A load control device may control the amount of power delivered to an electrical load. Load control devices include, for example, lighting control devices (such as wall-mounted dimmer switches and plug-in lamp dimmers), motor control devices (for motor loads), temperature control devices, motorized window treatments, sensor devices, and remote controls. In FIG. 1, a typical residential environment 10 may include lighting load controls 12, 16, 18. 20, 22, 26, 32, 34, and 38, motorized window treatments 20, 24, and 30, smart thermostats 28 and 36, and the like. The various load control devices, remote control devices, and/or sensor devices may communicate with the home Wi-Fi router 14.

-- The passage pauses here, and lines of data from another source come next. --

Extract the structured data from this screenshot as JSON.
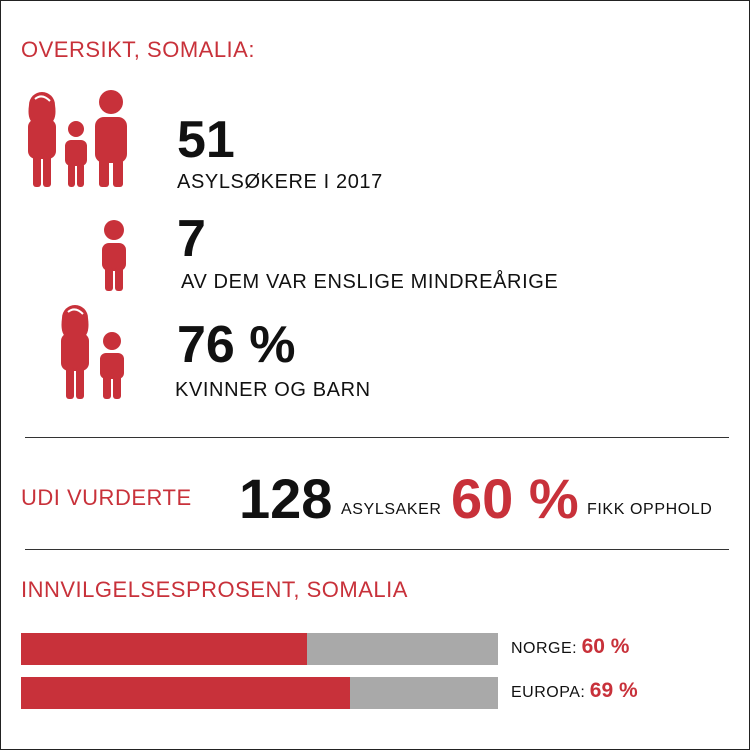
{
  "colors": {
    "accent": "#c8313a",
    "text": "#111111",
    "bar_background": "#a9a9a9",
    "rule": "#333333"
  },
  "overview": {
    "title": "OVERSIKT, SOMALIA:",
    "stats": [
      {
        "icon": "family-icon",
        "value": "51",
        "caption": "ASYLSØKERE I 2017"
      },
      {
        "icon": "child-icon",
        "value": "7",
        "caption": "AV DEM VAR ENSLIGE MINDREÅRIGE"
      },
      {
        "icon": "woman-child-icon",
        "value": "76 %",
        "caption": "KVINNER OG BARN"
      }
    ]
  },
  "udi": {
    "label": "UDI VURDERTE",
    "cases_value": "128",
    "cases_label": "ASYLSAKER",
    "granted_value": "60 %",
    "granted_label": "FIKK OPPHOLD"
  },
  "approval": {
    "title": "INNVILGELSESPROSENT, SOMALIA",
    "bars": [
      {
        "label": "NORGE:",
        "value_text": "60 %",
        "percent": 60
      },
      {
        "label": "EUROPA:",
        "value_text": "69 %",
        "percent": 69
      }
    ]
  }
}
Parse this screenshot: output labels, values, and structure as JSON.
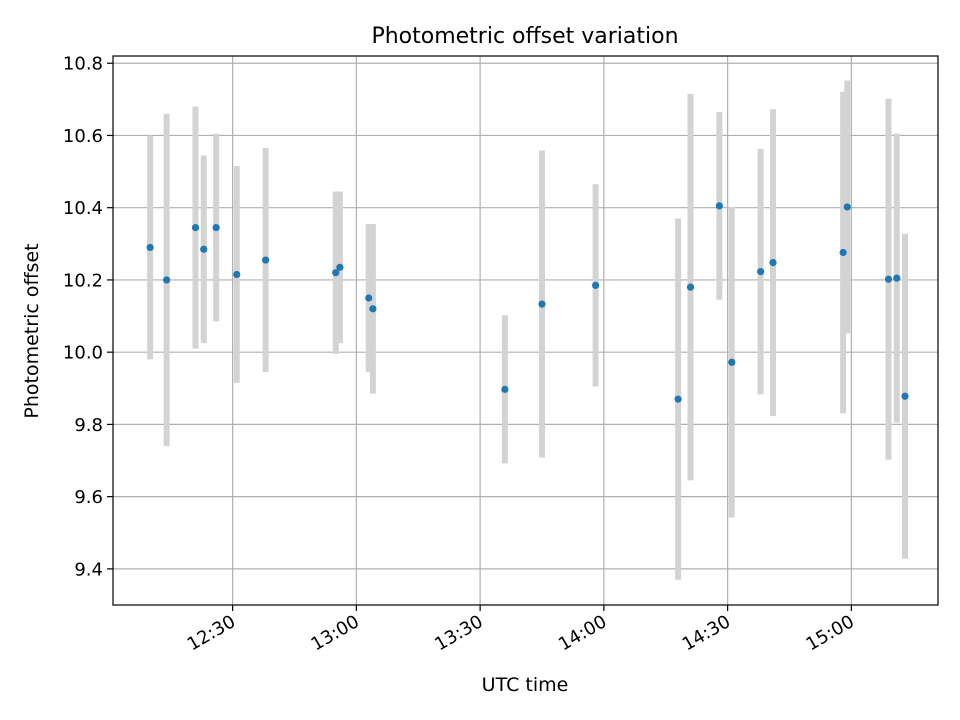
{
  "chart_data": {
    "type": "scatter",
    "title": "Photometric offset variation",
    "xlabel": "UTC time",
    "ylabel": "Photometric offset",
    "x_unit": "UTC time (HH:MM)",
    "xlim": [
      "12:01",
      "15:21"
    ],
    "ylim": [
      9.3,
      10.82
    ],
    "grid": true,
    "x_ticks": [
      "12:30",
      "13:00",
      "13:30",
      "14:00",
      "14:30",
      "15:00"
    ],
    "y_ticks": [
      9.4,
      9.6,
      9.8,
      10.0,
      10.2,
      10.4,
      10.6,
      10.8
    ],
    "y_tick_labels": [
      "9.4",
      "9.6",
      "9.8",
      "10.0",
      "10.2",
      "10.4",
      "10.6",
      "10.8"
    ],
    "marker_color": "#1f77b4",
    "errorbar_color": "#d3d3d3",
    "points": [
      {
        "x": "12:10",
        "y": 10.29,
        "err": 0.31
      },
      {
        "x": "12:14",
        "y": 10.2,
        "err": 0.46
      },
      {
        "x": "12:21",
        "y": 10.345,
        "err": 0.335
      },
      {
        "x": "12:23",
        "y": 10.285,
        "err": 0.26
      },
      {
        "x": "12:26",
        "y": 10.345,
        "err": 0.26
      },
      {
        "x": "12:31",
        "y": 10.215,
        "err": 0.3
      },
      {
        "x": "12:38",
        "y": 10.255,
        "err": 0.31
      },
      {
        "x": "12:55",
        "y": 10.22,
        "err": 0.225
      },
      {
        "x": "12:56",
        "y": 10.235,
        "err": 0.21
      },
      {
        "x": "13:03",
        "y": 10.15,
        "err": 0.205
      },
      {
        "x": "13:04",
        "y": 10.12,
        "err": 0.235
      },
      {
        "x": "13:36",
        "y": 9.897,
        "err": 0.205
      },
      {
        "x": "13:45",
        "y": 10.133,
        "err": 0.425
      },
      {
        "x": "13:58",
        "y": 10.185,
        "err": 0.28
      },
      {
        "x": "14:18",
        "y": 9.87,
        "err": 0.5
      },
      {
        "x": "14:21",
        "y": 10.18,
        "err": 0.535
      },
      {
        "x": "14:28",
        "y": 10.405,
        "err": 0.26
      },
      {
        "x": "14:31",
        "y": 9.972,
        "err": 0.43
      },
      {
        "x": "14:38",
        "y": 10.223,
        "err": 0.34
      },
      {
        "x": "14:41",
        "y": 10.248,
        "err": 0.425
      },
      {
        "x": "14:58",
        "y": 10.276,
        "err": 0.445
      },
      {
        "x": "14:59",
        "y": 10.402,
        "err": 0.35
      },
      {
        "x": "15:09",
        "y": 10.202,
        "err": 0.5
      },
      {
        "x": "15:11",
        "y": 10.205,
        "err": 0.4
      },
      {
        "x": "15:13",
        "y": 9.878,
        "err": 0.45
      }
    ]
  }
}
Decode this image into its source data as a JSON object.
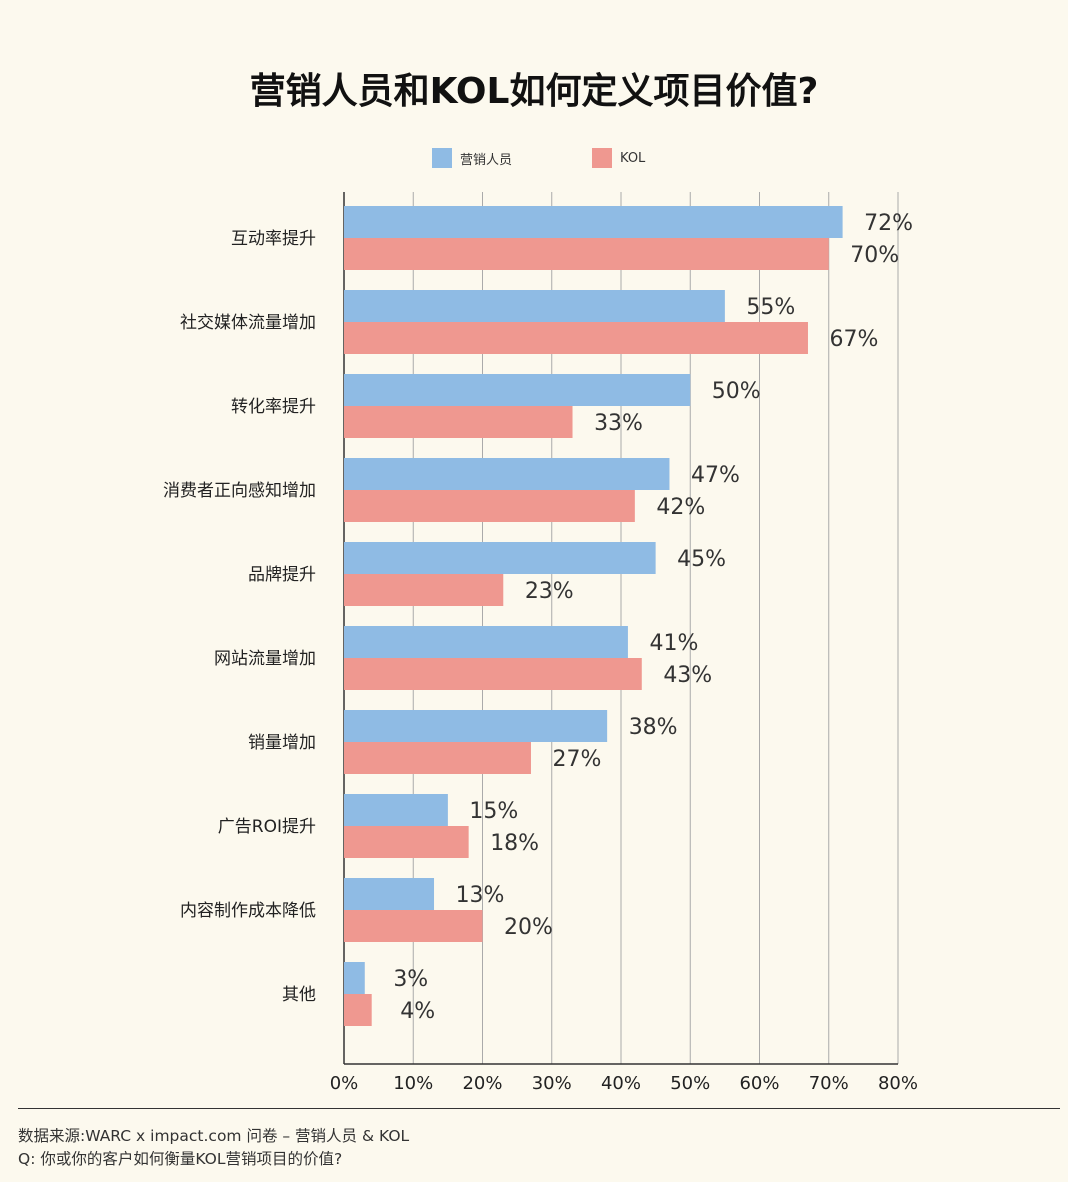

The load control devices, sensors, and remote control devices may control the lights, smart thermostats, and/or the motorized window treatments in the typical residential (or commercial) environment. Typically, a load control device may be coupled in a series electrical connection between an alternating-current (AC) power source and the electrical load to control the power delivered from the AC power source to the electrical load.
Some load control devices are operable to transmit and receive wireless signals, such as radio-frequency (RF) or infrared (IR) signals, to thus provide for wireless control of the corresponding loads. One example of an RF lighting control system is disclosed in commonly-assigned U.S. Pat. No. 5,905,442, issued May 18, 1999, entitled METHOD AND APPARATUS FOR CONTROLLING AND DETERMINING THE STATUS OF ELECTRICAL DEVICES FROM REMOTE LOCATIONS, the entire disclosure of which is hereby incorporated by reference.
As load control devices become more sophisticated and complex, they may benefit from more frequent reconfiguration and software updating. Such operations benefit from relatively high bandwidth wireless communications and are relatively agnostic to network latency. High bandwidth capable protocols (e.g. Wi-Fi) may be suitable for this kind of data. Examples of Wi-Fi-enabled load control devices include those described in commonly assigned U.S. application Ser. No. 13/538,555, filed Jun. 29, 2012, titled “LOAD CONTROL DEVICE HAVING INTERNET CONNECTIVITY, the contents of which is hereby incorporated by reference herein in its entirety, for all purposes.
By contrast, operational communications, such as on/off/dimming commands and sensor status, for load control devices benefit from high reliability and relatively low latency. These communications are generally short and generally would not benefit from higher bandwidth wireless technologies.
In light of these competing tradeoffs, a load control device would benefit from a communications system that provides bandwidth, reliability, and latency appropriate for both configuration and operational communications.